We asked participants to email us their group project ideas (and who was in their group) by Monday end of the day. Some emailed us, but others either emailed later in the week (and wanted to work alone), and others we followed up with did not reply. This was reflective of group projects in general – some groups (and some participants) were very enthusiastic about conducting a project (and wanted to continue collaborating beyond the second week), while others disengaged. We saw this in SICSS-2019 as well. In the future, we would like to think of more effective strategies to keep participants engaged in the second week and in projects in general. We would also be more explicit to potential applicants that the second week is focused on group projects. We explicitly encouraged group projects, but this year also let participants do their own projects if they strongly preferred to do so (which quite a few did, for varying reasons). We were concerned that participants would have a hard time forming groups, since this is already logistically difficult offline and even more so online.
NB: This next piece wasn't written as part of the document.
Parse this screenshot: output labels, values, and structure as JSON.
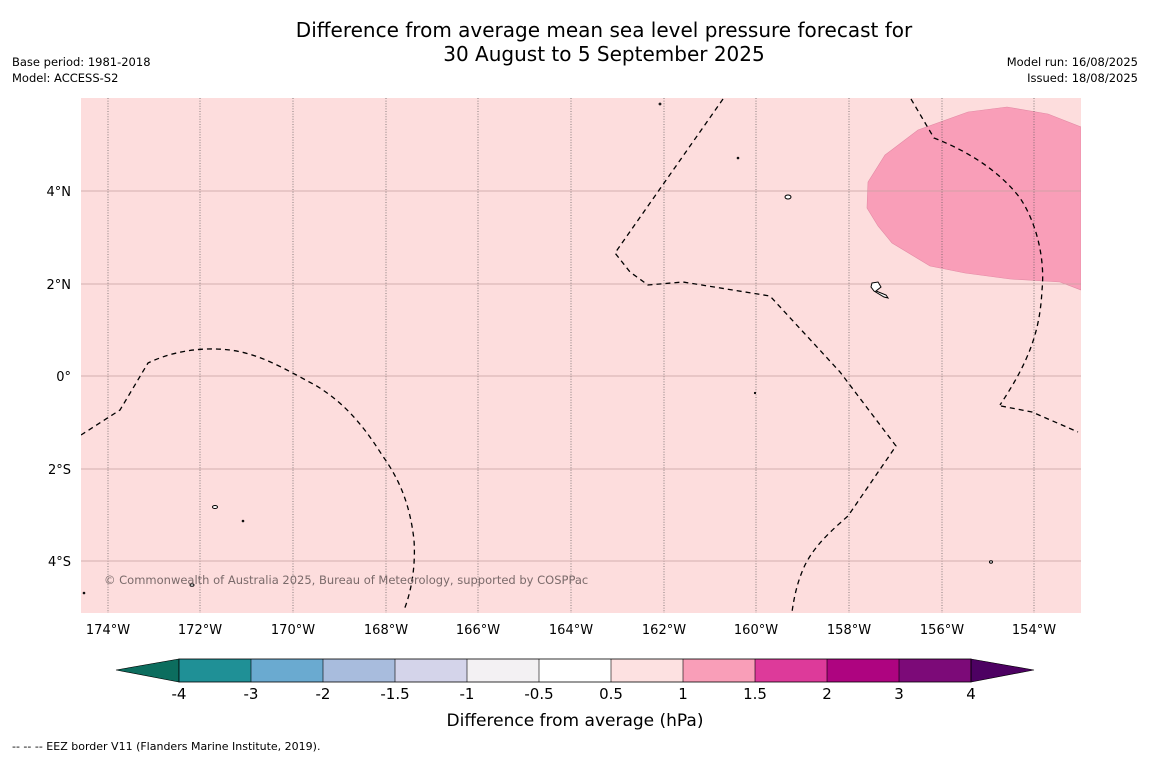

However, we were happy to observe that participants used slack, zoom, and other methods successfully and independently to form group projects. By the end of week, I think we had at least 4 groups of 2-4 people actively collaborating.
Unlike last year, we did not have required flash talks for group presentations at the end of the two weeks, since we felt this would be a lot more zoom time in a big group. Instead, we asked each group to schedule a check-in with an organizer on Wednesday afternoon and then again on Friday afternoon (with different organizers). These check-ins were times for the group to update the organizer on their idea, ask questions, get feedback and ideas. This went smoothly and we think that it helped keep momentum going the second week and provided a really useful time for participants to learn more informally. We would do this again in hindsight (even if not online). Some participants asked if we could informally meet as a big group again in a few weeks, when they had more progress on their projects and results to show others in SICSS-UCLA. We thought this was a great idea.
We were a bit unclear around using the Mturk funds, and so in turn participants were unclear about how they could use these. Specifically, in the future it would be useful if we were clear to participants (as early as possible) about available funds, ways to use Mturk, how to use it, and when they had to use the money. For example, one group wanted to apply for IRB approval first over the few weeks following SICSS and then run their experiment, so that they could publish a paper with it. At the same time, we think that having the opportunity to use Mturk funds is a fantastic and motivating opportunity for participants to carry out project.